Unless a clear case of abuse is shown and unless there has been a miscarriage of justice, a reviewing court will not substitute its opinion and thereby divest the trial court of its discretionary power. In re Estate of Hart, 119 Cal.App.2d 310, 318, 259 P.2d 703.

The rule that a trial judge is not required to accept as true the sworn testimony of a witness, even in the absence of evidence directly contradicting it, applies to affidavits. People v. Kirk, 109 Cal.App.2d 203, 207, 240 P.2d 630. All facts which reasonably may be inferred from affidavits are evidence. Bailey v. County of Los Angeles, 46 Cal.2d 132, 137, 293 P.2d 449; Baratti v. Baratti, 109 Cal.App.2d 917, 922, 242 P.2d 672.
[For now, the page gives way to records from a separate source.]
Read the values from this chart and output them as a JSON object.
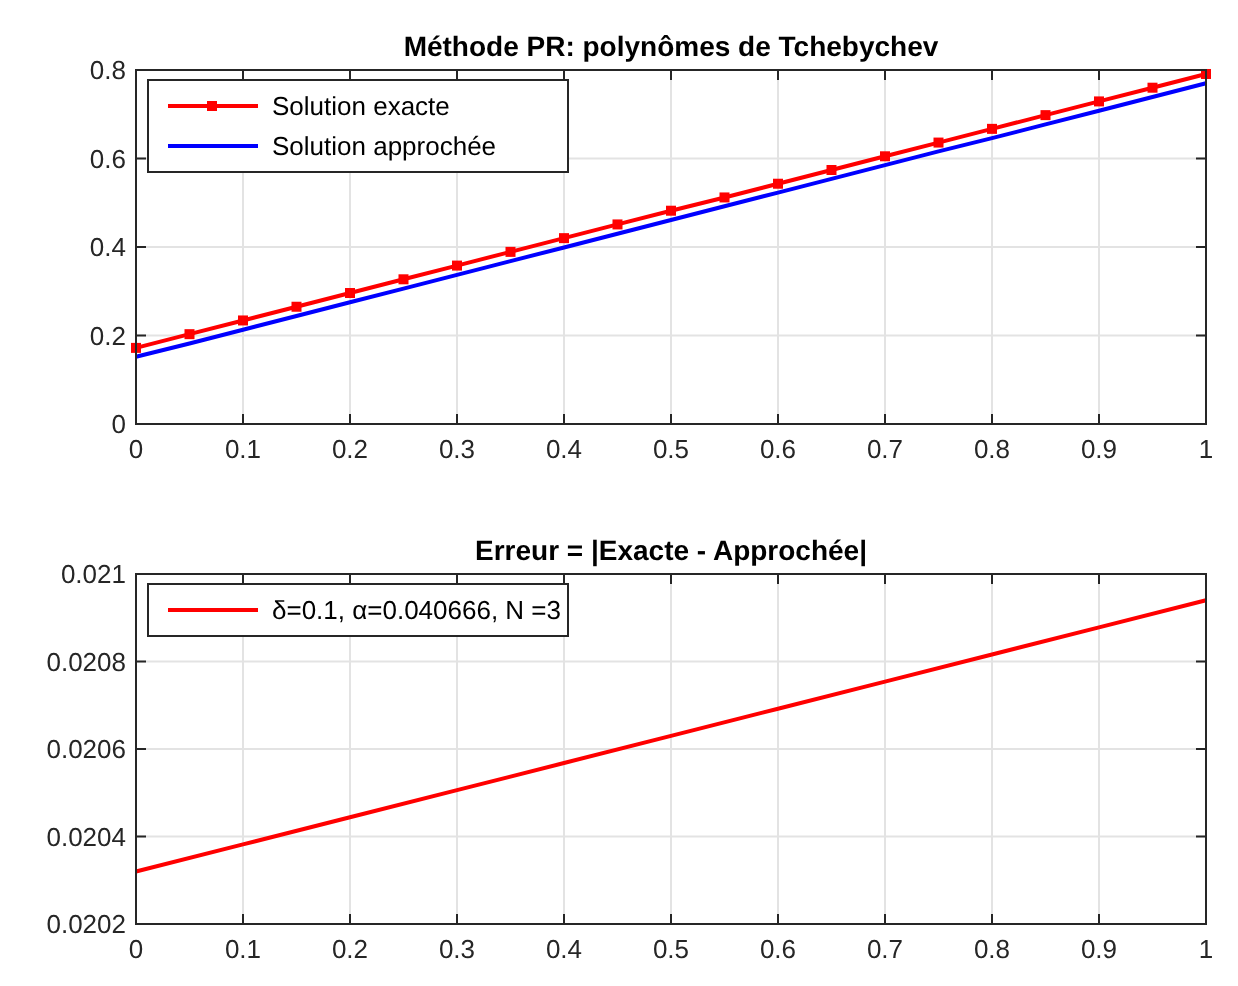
{
  "chart_data": [
    {
      "type": "line",
      "title": "Méthode PR: polynômes de Tchebychev",
      "xlim": [
        0,
        1
      ],
      "xticks": [
        0,
        0.1,
        0.2,
        0.3,
        0.4,
        0.5,
        0.6,
        0.7,
        0.8,
        0.9,
        1
      ],
      "ylim": [
        0,
        0.8
      ],
      "yticks": [
        0,
        0.2,
        0.4,
        0.6,
        0.8
      ],
      "grid": true,
      "legend": "top left",
      "x": [
        0,
        0.05,
        0.1,
        0.15,
        0.2,
        0.25,
        0.3,
        0.35,
        0.4,
        0.45,
        0.5,
        0.55,
        0.6,
        0.65,
        0.7,
        0.75,
        0.8,
        0.85,
        0.9,
        0.95,
        1
      ],
      "series": [
        {
          "name": "Solution exacte",
          "color": "#ff0000",
          "marker": "square",
          "values": [
            0.172,
            0.203,
            0.234,
            0.265,
            0.296,
            0.327,
            0.358,
            0.389,
            0.42,
            0.451,
            0.482,
            0.512,
            0.543,
            0.574,
            0.605,
            0.636,
            0.667,
            0.698,
            0.729,
            0.76,
            0.791
          ]
        },
        {
          "name": "Solution approchée",
          "color": "#0000ff",
          "marker": "none",
          "values": [
            0.152,
            0.182,
            0.213,
            0.244,
            0.275,
            0.306,
            0.337,
            0.368,
            0.399,
            0.43,
            0.461,
            0.492,
            0.523,
            0.554,
            0.585,
            0.616,
            0.646,
            0.677,
            0.708,
            0.739,
            0.77
          ]
        }
      ]
    },
    {
      "type": "line",
      "title": "Erreur = |Exacte - Approchée|",
      "xlim": [
        0,
        1
      ],
      "xticks": [
        0,
        0.1,
        0.2,
        0.3,
        0.4,
        0.5,
        0.6,
        0.7,
        0.8,
        0.9,
        1
      ],
      "ylim": [
        0.0202,
        0.021
      ],
      "yticks": [
        0.0202,
        0.0204,
        0.0206,
        0.0208,
        0.021
      ],
      "grid": true,
      "legend": "top left",
      "x": [
        0,
        0.1,
        0.2,
        0.3,
        0.4,
        0.5,
        0.6,
        0.7,
        0.8,
        0.9,
        1
      ],
      "series": [
        {
          "name": "δ=0.1, α=0.040666, N =3",
          "color": "#ff0000",
          "marker": "none",
          "values": [
            0.02032,
            0.020382,
            0.020444,
            0.020506,
            0.020568,
            0.02063,
            0.020692,
            0.020754,
            0.020816,
            0.020878,
            0.02094
          ]
        }
      ]
    }
  ]
}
There is no showing of an abuse of discretion at bar. Bannister was within the jurisdiction on April 4, 1956. The learned trial judge was not compelled to believe his story that he was nervous, worried, and unable to exercise proper judgment. Dr. Crahan said he was normal. In his first affidavit Bannister said he did not appear because he was unable to make any arrangement so his family would be taken care of if he were sent to jail, and he went to Dallas to visit his folks. In his second affidavit he gave no reason for not appearing except nervousness and dissatisfaction with his counsel. In that one he said he went to Dallas to see his uncle for help. He told Dr. Crahan he got frightened about jail and ‘jumped bond.’ The court could well have concluded from the record before it that Bannister's failure to appear was deliberate and intentional and that no excuse for his failure to appear was shown.

Affirmed.

FOOTNOTES

1.  The pertinent part of Penal Code, section 1305, reads: ‘[I]f at any time within 90 days after such entry in the minutes, the defendant and his bail appear, and satisfactorily excuse the defendant's neglect or show to the satisfaction of the court that the absence of the defendant was not with the connivance of the bail, the court may direct the forfeiture of the undertaking or the deposit to be discharged upon such terms as may be just. If within 90 days after such entry in the minutes, it be made to appear to the satisfaction of the court that the defendant is dead or is physically unable, by reason of illness * * * to appear in court at any time during said 90 days, and that the absence of the defendant was not with the connivance of the bail, the court may direct the forfeiture of the undertaking or the deposit to be discharged upon such terms as may be just.’

VALLEÉ, Justice.

PARKER WOOD, J., concur. SHINN, P. J., concurs in the judgment.